À propos de l’auteure

Remerciements

« L’amour est patient, il est plein de bonté ; l’amour n’est pas envieux ; l’amour ne se vante pas, il ne s’enfle pas d’orgueil, il ne fait rien de malhonnête, il ne cherche pas son intérêt, il ne s’irrite pas, il ne soupçonne pas le mal, il ne se réjouit pas de l’injustice, mais il se réjouit de la vérité ; il pardonne tout, il croit tout, il espère tout, il supporte tout. »

(1 Corinthiens13 : 4-7)

AVANT-PROPOS

À mes lecteurs,

J’ai passé la première nuit de l’année 2020 à rechercher tout ce que je pouvais trouver sur l’écriture d’un livre !

Mais pas n’importe quel livre, un roman témoignage et il y aurait deux raisons à l’écrire : le talent et/ou le message à partager.

Avec « Voyage en érotomanie », j’ai souhaité témoigner et parler de l’Amour, sous toutes les formes.

L’amour inconditionnel, l’amour divin, l’amour Éros, l’amour malade, l’amour fou, l’amour assassin.

On dit que l’amour est une véritable force de guérison et que le cœur est le foyer de l’âme.

Selon vous, y aurait-il des personnes plus ou moins aptes à aimer que d’autres ?

Comme vous pourrez le constater dans ce roman, il m’aura fallu du temps pour acquérir cette certitude : « mal aimer » n’existe pas, soit nous aimons, soit nous n’aimons pas.

Le plus important est de se rendre compte qu’aimer mal ou être mal aimé veut seulement dire blesser ou être blessé.

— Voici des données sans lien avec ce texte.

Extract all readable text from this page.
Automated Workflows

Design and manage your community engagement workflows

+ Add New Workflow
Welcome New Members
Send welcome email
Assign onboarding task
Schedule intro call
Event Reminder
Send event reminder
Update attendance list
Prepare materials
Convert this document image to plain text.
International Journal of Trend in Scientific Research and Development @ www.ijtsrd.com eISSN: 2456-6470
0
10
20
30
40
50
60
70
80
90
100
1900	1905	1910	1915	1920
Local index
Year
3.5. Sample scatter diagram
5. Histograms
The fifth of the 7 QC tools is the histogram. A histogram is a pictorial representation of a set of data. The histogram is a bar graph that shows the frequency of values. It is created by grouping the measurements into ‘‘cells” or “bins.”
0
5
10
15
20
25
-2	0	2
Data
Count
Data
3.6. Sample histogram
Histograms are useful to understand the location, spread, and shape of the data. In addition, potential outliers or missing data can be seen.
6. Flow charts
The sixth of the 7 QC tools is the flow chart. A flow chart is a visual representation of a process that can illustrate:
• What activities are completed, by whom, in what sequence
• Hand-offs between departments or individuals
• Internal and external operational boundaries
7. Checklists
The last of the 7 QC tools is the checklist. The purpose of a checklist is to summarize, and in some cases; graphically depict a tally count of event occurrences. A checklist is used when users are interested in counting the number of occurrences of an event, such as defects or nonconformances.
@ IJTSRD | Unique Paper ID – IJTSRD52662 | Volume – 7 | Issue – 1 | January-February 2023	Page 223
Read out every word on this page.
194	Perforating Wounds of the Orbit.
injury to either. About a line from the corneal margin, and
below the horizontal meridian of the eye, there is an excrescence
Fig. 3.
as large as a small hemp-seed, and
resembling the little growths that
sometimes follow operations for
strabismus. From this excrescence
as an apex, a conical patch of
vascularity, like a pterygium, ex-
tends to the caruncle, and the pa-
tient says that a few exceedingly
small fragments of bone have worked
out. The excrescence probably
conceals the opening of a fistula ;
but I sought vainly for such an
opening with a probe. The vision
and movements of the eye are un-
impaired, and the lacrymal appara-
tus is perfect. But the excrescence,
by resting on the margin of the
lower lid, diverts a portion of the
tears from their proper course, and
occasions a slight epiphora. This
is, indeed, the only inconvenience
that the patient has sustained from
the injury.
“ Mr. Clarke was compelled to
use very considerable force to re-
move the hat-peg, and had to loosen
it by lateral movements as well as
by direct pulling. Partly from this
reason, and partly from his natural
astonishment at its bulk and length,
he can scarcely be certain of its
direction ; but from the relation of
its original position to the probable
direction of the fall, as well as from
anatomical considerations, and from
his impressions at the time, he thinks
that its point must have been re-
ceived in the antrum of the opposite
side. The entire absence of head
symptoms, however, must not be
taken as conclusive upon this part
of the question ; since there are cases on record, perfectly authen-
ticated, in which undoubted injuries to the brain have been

Notre société définit la personne en fonction de son appartenance au couple.

Diriez-vous comme moi que l’amour ne se matérialise pas nécessairement dans une relation amoureuse ?

Car dans le couple, quelle garantie du bonheur ?

Quelles sont les preuves d’amour que l’autre attend et que je suis prête à lui donner ?

Y a-t-il un bénéfice caché ou l’attente d’un retour, comme donner pour recevoir ?

Puis-je librement exprimer mes besoins et s’ils sont satisfaits : est-ce toujours de l’amour ?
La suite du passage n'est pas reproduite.